France Tells Ireland: Increase The Corporate Tax Rate, Or We Won’t Cut Your Bailout Rate

France Tells Ireland: Increase The Corporate Tax Rate, Or We Won’t Cut Your Bailout Rate (Business Insider, June 8, 2011):

France is set to exercise its veto in order to ensure that Ireland does not secure a cut to the interest rate on its EU bailout without first increasing its corporate tax rate.

The news, reported in both the Irish Independent and Irish Examiner this morning, comes on foot of Michael Noonan’s stern declaration yesterday that Ireland would not be “waltzed around” and sacrifice the “heart and soul” of its economic policy.

The Rxaminer’s Ann Cahill and Paul O’Brien quote a French source as saying: “The French are digging in. They will use their veto.”

“To those who are opposing us and trying to force us to change our corporation tax rate, I tell them once more today that they have no negotiating position,” Noonan had told the Dáil yesterday.

Those statements may, however, be seen as Noonan softening the ground somewhat – as he also said the potential savings of a cut to the 5.83 per cent interest rate currently paid by Ireland had been dramatically overstated.

A reduction to 5.23 per cent would mean an annual saving of €148m, he said, while a cut to 4.83 – a full percentage point lower than the current average rate Ireland pays – would mean savings of around €200m.

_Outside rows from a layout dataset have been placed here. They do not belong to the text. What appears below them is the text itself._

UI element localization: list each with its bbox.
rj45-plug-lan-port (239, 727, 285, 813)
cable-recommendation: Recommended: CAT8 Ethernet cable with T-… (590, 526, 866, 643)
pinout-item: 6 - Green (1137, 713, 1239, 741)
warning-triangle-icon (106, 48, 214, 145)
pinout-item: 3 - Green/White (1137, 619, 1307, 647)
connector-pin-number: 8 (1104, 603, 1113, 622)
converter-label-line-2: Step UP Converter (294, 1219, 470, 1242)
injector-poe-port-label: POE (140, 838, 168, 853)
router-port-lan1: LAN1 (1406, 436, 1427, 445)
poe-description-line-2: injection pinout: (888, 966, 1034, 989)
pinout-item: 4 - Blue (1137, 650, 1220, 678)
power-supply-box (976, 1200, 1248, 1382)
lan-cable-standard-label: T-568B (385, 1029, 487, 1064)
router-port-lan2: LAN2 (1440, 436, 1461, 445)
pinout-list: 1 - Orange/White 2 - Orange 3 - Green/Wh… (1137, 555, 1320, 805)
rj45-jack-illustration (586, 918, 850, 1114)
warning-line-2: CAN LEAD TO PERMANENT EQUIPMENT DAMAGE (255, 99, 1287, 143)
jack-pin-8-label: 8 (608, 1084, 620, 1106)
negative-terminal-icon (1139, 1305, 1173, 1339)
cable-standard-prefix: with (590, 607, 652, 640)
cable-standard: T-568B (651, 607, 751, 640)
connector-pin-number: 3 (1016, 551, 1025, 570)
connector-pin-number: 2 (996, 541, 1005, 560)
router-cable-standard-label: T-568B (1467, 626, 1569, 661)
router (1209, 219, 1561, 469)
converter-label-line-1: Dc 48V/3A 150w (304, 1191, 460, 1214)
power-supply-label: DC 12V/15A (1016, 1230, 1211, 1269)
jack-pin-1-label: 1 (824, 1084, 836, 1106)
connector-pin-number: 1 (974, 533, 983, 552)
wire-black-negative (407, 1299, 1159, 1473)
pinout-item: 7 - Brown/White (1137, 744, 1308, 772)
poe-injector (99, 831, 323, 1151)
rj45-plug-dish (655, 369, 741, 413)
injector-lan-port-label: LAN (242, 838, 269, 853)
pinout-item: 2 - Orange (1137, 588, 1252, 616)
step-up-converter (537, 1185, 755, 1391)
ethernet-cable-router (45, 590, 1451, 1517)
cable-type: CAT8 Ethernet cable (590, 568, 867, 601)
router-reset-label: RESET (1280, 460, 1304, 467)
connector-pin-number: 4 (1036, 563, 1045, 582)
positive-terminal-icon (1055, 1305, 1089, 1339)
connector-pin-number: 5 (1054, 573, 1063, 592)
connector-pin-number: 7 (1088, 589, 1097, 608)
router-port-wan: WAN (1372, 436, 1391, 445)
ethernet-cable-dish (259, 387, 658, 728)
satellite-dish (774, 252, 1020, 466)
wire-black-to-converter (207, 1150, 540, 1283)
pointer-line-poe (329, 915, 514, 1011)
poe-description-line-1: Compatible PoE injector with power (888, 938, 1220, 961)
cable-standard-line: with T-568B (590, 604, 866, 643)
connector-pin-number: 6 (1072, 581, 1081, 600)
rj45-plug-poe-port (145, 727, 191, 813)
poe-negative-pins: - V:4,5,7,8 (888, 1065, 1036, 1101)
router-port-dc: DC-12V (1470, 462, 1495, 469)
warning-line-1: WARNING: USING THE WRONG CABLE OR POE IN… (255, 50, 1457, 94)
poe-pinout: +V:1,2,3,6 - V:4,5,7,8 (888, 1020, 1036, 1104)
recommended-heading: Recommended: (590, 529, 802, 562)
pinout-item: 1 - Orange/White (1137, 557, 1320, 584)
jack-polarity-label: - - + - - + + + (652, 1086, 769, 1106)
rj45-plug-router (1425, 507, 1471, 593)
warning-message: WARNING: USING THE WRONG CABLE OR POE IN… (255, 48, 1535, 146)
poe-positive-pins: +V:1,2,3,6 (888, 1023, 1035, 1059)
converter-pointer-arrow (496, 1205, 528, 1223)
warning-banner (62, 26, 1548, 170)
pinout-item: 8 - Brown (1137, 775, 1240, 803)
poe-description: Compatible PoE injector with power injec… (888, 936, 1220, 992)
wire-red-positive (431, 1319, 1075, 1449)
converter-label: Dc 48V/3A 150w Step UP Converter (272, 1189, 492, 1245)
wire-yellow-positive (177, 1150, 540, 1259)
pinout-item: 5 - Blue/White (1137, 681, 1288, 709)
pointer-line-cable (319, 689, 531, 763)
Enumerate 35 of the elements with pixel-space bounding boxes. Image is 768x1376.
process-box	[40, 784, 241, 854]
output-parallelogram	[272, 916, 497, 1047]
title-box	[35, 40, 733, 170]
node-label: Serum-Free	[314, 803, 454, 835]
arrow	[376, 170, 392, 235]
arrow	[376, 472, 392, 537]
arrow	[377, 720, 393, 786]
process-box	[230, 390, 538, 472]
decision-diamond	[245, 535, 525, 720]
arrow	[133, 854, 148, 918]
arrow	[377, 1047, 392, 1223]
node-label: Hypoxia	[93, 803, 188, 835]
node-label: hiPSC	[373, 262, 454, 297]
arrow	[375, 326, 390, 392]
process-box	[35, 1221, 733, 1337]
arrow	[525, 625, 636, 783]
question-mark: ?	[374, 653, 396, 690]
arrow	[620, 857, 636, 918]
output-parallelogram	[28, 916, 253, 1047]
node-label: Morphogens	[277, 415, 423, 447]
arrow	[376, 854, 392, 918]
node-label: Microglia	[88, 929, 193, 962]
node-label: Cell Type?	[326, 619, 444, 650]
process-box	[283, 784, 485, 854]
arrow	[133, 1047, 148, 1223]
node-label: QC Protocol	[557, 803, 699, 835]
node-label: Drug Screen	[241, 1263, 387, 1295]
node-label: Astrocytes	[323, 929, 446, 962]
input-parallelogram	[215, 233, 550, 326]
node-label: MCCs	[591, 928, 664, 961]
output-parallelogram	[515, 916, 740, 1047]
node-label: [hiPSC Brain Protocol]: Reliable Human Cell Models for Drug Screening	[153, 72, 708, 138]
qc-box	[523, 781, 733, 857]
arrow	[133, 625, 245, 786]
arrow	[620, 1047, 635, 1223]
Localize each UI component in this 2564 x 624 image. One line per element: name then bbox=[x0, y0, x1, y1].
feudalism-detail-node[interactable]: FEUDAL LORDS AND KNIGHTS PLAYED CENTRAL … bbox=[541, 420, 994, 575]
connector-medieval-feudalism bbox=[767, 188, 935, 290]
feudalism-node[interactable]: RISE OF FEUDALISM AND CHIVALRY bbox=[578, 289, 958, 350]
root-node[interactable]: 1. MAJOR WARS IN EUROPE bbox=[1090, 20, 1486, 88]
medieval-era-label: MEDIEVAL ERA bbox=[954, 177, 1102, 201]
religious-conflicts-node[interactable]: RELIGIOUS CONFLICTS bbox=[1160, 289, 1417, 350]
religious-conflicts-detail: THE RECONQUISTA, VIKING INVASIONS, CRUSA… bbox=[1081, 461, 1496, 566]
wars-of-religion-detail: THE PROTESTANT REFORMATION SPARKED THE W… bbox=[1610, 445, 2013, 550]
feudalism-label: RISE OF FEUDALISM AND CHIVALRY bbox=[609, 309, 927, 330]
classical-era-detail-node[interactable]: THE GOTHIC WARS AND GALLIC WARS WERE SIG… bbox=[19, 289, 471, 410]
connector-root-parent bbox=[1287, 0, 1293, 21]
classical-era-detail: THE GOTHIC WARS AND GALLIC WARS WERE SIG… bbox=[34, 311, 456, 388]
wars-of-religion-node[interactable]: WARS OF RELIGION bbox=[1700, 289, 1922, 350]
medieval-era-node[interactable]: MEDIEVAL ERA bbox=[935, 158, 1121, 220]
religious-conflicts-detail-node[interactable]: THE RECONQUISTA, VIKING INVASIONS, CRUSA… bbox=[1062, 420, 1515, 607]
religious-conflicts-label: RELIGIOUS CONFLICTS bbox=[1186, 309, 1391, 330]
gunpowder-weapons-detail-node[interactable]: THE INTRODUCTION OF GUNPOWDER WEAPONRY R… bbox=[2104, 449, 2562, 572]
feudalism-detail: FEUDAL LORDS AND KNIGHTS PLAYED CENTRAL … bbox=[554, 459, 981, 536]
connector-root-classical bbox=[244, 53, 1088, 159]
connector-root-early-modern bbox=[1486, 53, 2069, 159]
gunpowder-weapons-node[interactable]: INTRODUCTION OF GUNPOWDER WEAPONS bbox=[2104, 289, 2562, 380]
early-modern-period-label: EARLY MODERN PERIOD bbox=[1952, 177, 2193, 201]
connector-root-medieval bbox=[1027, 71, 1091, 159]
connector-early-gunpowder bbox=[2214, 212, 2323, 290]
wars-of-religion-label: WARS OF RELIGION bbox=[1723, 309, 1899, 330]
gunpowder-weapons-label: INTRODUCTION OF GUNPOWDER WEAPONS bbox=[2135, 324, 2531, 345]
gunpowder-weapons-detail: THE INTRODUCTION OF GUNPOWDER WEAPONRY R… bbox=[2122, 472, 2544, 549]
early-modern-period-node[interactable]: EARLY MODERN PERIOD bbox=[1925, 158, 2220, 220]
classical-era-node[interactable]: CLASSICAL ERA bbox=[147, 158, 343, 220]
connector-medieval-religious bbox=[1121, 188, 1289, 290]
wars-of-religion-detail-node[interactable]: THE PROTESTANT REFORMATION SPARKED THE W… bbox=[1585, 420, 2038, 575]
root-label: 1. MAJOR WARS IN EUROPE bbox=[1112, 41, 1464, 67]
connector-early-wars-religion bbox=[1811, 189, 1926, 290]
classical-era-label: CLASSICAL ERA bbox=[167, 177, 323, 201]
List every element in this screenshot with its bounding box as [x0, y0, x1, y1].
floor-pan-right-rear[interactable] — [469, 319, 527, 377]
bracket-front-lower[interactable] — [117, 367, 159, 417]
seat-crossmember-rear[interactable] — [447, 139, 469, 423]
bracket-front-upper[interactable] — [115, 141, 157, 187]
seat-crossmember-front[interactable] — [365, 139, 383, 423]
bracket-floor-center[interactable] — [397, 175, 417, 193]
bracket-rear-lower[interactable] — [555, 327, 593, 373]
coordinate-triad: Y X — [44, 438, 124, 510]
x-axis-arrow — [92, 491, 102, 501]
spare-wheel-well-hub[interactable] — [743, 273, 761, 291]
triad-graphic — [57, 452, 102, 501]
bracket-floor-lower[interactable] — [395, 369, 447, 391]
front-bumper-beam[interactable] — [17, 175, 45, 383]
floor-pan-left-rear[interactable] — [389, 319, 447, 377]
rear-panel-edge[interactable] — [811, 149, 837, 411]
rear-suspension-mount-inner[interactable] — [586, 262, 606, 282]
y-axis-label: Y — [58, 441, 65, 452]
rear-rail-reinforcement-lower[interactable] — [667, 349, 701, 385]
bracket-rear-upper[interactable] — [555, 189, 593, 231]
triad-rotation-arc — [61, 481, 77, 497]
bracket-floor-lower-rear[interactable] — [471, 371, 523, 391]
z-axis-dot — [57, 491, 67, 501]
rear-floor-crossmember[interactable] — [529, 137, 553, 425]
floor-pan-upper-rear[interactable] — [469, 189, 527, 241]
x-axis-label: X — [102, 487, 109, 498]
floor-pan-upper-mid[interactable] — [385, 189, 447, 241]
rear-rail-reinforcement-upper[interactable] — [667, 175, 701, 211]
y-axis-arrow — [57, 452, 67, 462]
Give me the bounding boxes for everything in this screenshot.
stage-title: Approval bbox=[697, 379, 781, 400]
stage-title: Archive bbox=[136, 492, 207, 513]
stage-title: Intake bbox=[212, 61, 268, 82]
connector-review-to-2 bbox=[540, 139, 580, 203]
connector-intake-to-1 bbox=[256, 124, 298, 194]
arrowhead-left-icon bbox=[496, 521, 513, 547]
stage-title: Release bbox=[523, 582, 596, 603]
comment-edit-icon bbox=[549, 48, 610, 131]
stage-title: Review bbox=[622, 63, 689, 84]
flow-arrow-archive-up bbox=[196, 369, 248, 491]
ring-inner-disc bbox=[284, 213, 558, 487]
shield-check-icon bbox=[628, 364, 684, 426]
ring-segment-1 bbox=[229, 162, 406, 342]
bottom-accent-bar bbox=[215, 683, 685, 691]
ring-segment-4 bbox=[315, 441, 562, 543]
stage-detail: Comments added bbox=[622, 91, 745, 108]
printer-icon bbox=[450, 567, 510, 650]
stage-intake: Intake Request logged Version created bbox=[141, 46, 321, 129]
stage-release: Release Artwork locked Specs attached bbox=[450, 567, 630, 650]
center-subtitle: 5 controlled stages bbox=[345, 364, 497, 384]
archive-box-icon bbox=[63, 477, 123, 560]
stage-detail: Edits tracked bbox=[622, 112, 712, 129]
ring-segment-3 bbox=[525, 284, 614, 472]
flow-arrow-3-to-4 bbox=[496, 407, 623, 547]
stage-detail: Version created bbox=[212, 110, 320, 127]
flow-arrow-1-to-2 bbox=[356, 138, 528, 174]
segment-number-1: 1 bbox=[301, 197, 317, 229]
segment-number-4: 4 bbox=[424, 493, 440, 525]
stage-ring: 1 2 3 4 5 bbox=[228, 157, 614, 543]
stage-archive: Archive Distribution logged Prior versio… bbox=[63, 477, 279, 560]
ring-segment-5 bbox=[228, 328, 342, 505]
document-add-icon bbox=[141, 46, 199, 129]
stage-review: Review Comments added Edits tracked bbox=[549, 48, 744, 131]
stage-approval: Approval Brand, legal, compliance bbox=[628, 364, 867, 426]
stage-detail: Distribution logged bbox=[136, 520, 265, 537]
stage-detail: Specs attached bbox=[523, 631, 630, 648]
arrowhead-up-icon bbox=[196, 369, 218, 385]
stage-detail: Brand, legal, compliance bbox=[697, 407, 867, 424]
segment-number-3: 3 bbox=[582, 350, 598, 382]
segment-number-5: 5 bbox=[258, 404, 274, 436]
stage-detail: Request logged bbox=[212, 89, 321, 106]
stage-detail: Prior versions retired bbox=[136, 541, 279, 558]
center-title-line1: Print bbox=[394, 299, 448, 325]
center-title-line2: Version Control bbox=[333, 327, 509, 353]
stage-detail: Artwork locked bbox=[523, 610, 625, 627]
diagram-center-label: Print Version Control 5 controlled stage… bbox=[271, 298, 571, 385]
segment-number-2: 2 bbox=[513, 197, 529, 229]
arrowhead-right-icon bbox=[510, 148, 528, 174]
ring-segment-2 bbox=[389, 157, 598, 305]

The rate could not be cut on loans that had already been drawn down, Noonan clarified, and the amounts of money Ireland would save by sacrificing its corporate tax rate were “so small” compared to the income it might lose by raising corporation tax.

The Independent notes that European economics commissioner Olli Rehn has previously stressed the need for “unanimity” across all member states before Ireland’s rate can be cut.

It remains possible, therefore, that the French decision to play hardball could ultimately mean that Ireland will cut its losses and make do with its current interest rate in order to stave off the risk of seeing major multinationals.

The next meeting of the European Council is set for June 17.